Friday, April 08, 2005

danced with girls...

I had just asked for a divorce before my darling J turned 21. No, not my child, one of my student workers with whom I had become good friends. I took her out to the Art Bar downtown where our friend DJ Vella spun old eighties on Saturday night and he got us in free. When doubleJ and I went dancing it was always an odd group. Me the elder by umpteen years, J, any one or two of her girlfriends that I always thought of as kittens because they seemed so untouched though I knew their lives had hardened much as mine. There was also always a young man in tow. I don’t think the same one went twice actually, but they were fun, no moves to be made, just out for the night. Especially the Russian, Boris, he was the best fun to dance on, to say vodka every time he did, mimicking his slur. They were J’s boys, they flocked to her like a moth to a flame as did I. That winter on until she graduated the following May we hung out off and on. She stayed with me a month before moving to Cali and I helped her buy her first new car. I miss her, she’s my little sis where I never had one and I’m her older sis in the same way. We email and write, but it’s not the same thing as getting a call at 11:30 at night to go dancing, not the same as getting drunk and playing DDR…drunk enough we murmured silly things about boys in Japanese because we suddenly couldn’t remember English.
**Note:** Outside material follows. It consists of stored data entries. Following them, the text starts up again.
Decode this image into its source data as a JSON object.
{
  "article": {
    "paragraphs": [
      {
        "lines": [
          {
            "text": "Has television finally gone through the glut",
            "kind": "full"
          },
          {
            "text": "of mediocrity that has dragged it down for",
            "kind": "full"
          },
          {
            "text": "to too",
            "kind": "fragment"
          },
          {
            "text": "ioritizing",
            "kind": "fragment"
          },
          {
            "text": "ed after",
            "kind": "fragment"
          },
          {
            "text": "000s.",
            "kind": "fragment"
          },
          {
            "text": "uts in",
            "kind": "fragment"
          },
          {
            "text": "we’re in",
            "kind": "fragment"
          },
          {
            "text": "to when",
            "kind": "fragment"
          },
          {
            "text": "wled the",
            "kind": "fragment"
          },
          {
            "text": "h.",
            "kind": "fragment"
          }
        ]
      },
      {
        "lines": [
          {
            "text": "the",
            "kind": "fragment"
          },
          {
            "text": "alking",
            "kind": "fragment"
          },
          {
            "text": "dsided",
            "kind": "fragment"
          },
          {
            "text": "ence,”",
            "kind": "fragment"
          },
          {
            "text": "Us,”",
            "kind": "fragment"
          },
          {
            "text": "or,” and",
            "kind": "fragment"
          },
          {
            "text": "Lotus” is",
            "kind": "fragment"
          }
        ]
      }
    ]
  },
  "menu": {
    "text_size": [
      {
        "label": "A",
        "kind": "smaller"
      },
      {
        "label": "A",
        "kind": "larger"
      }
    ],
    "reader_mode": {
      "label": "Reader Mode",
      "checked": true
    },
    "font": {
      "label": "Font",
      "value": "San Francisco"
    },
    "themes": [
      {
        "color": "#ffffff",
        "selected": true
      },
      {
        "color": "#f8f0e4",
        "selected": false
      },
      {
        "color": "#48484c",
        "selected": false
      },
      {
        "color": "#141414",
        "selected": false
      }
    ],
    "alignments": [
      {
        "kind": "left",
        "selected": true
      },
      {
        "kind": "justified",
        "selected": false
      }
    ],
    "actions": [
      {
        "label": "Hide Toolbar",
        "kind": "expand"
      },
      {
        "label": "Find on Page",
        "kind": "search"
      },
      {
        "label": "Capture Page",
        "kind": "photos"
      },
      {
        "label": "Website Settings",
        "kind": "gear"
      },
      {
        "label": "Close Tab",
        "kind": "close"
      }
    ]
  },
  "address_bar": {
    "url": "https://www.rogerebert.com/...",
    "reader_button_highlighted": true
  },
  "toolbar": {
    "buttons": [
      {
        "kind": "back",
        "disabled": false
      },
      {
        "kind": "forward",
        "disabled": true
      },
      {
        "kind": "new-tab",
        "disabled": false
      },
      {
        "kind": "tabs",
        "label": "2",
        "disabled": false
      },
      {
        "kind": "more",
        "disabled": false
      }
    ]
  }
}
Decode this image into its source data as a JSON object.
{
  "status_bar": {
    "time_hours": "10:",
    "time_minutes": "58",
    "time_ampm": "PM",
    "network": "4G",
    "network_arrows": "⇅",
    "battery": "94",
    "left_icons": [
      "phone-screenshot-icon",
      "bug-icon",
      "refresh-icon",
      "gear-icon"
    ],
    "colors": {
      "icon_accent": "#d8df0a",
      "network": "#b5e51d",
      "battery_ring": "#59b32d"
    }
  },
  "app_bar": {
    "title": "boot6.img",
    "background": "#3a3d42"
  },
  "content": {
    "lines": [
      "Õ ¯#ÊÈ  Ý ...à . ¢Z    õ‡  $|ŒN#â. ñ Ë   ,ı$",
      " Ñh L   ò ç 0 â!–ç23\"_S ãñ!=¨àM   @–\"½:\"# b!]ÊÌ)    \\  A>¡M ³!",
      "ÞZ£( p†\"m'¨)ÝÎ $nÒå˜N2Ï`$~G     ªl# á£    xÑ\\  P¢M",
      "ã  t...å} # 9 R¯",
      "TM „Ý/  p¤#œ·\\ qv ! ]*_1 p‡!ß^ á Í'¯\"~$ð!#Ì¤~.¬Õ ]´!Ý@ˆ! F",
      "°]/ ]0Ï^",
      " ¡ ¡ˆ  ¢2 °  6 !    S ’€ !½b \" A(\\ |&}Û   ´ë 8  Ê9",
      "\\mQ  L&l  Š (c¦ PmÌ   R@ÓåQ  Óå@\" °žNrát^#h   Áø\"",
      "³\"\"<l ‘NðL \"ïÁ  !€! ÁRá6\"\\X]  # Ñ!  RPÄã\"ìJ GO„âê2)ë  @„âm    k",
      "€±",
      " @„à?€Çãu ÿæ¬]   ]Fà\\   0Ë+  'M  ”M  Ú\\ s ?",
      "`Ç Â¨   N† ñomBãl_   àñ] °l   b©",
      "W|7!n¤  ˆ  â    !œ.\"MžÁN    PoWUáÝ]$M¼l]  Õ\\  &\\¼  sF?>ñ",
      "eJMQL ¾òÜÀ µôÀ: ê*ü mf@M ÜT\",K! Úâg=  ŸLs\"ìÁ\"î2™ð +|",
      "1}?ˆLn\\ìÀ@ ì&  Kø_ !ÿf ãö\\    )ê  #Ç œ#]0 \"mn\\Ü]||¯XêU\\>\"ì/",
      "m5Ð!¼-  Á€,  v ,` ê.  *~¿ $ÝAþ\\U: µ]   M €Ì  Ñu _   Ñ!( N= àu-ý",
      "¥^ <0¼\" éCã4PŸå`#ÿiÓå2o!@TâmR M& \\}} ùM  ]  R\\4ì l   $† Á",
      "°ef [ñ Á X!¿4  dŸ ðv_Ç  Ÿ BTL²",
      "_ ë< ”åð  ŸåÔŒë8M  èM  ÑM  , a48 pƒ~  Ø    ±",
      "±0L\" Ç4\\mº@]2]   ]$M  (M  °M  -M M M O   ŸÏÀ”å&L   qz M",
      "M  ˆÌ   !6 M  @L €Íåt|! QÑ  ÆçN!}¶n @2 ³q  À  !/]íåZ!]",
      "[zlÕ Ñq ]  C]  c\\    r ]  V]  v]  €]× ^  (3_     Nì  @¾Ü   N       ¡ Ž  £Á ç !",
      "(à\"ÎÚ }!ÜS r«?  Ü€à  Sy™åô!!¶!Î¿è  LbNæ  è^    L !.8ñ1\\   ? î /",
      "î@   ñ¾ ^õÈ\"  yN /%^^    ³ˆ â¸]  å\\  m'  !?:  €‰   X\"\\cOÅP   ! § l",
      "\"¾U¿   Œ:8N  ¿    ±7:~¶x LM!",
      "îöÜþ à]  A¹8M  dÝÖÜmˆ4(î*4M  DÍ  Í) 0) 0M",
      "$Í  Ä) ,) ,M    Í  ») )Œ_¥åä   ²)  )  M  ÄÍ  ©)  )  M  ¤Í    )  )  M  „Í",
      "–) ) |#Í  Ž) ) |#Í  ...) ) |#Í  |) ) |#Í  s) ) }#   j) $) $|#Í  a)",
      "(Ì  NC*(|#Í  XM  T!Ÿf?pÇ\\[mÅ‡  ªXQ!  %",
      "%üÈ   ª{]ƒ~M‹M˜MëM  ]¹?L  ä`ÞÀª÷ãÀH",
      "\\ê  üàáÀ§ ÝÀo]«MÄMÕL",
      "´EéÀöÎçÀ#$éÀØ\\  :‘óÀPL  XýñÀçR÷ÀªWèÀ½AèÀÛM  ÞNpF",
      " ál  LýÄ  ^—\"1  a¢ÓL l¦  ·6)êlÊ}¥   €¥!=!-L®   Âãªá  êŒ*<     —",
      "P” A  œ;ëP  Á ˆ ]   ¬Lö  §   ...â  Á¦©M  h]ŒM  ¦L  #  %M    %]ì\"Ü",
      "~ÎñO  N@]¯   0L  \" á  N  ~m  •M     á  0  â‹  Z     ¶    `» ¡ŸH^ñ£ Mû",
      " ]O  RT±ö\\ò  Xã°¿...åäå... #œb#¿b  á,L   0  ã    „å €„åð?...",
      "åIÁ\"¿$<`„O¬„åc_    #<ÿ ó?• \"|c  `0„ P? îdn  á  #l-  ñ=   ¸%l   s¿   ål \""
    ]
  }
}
It’s not the same as making sure she had enough to eat or hugging innocently on the couch, saying I love you and meaning just that and nothing more. That J, she is a force of nature. Knowing her story, I see my strength in her quiet beauty. It shines unfalteringly. When I think of that time while my divorce was pending I will always think of it in innocence smiles. I will think of it as the time when I danced with girls.